Volkswagen has not released pricing for the 2017 Crafter yet, but the van is expected to closely follow last year’s pricing levels. The 2016 model starts at £29,355, or roughly $39,000 at current exchange rates. Prices of course rise when choosing a longer wheelbase, taller roof, or upgraded powertrain.
The Transit van has been around for decades in Europe and across the globe, while Americans are only just figuring this out since Ford killed off the Econoline van. Nevertheless, the Transit offers a similar setup to the Crafter, with its low loading floor, tall roof with optional heights, an various lengths. The Transit is also available with a variety of engine output options from its 2.2-liter four-cylinder turbodiesel, along with the standard FWD or optional RWD and AWD drivetrain choices. Ford also offers both a manual and automatic transmission.
Read more about the Ford Transit here
The Sprinter has also been around for decades in Europe and other places around the world. It was also the first Euro-van to invade U.S. shores, showing Americans the added functionality of these large vans compared to the smaller, truck-based vans built by domestic automakers.
The Sprinter comes powered by a choice of a four-cylinder or V-6 turbodiesel with several outputs from each. Both automatic and manual transmission are offered, as well as the option for 4WD.
Read more about the Mercedes-Benz Sprinter here
Volkswagen’s move away from the Mercedes Sprinter seems like a great move for Crafter vans. The van now offers more driver aids, improved powertrains, a ton of drivetrain options, and vastly improved designs both inside and out.
What’s more, Volkswagen has built a new manufacturing plant in Wrzesnia, Poland, adding more than 3,000 jobs to the town of nearly 30,000 people. This is VW’s second plant in Poland.

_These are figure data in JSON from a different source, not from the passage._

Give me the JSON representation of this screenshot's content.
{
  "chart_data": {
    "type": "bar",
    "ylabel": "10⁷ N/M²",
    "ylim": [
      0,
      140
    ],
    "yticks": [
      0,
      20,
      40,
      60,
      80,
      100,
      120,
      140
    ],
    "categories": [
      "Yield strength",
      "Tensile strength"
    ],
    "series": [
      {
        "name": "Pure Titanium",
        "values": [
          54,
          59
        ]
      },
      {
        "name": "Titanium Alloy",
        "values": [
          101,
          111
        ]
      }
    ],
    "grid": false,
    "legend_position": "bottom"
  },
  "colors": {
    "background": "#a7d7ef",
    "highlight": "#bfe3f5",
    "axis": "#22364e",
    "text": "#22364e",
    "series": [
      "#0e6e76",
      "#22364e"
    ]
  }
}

Large commercial vans aren’t the sexiest or most talked-about vehicles on the Internet, but their role in commercial industry and a handful of consumer segments is undeniable. These vehicles are the workhorses that move good and people with little recognition. So for that, we commend Volkswagen for committing itself in building a better version of the Crafter. Those who use it will surely appreciate the extra dedication.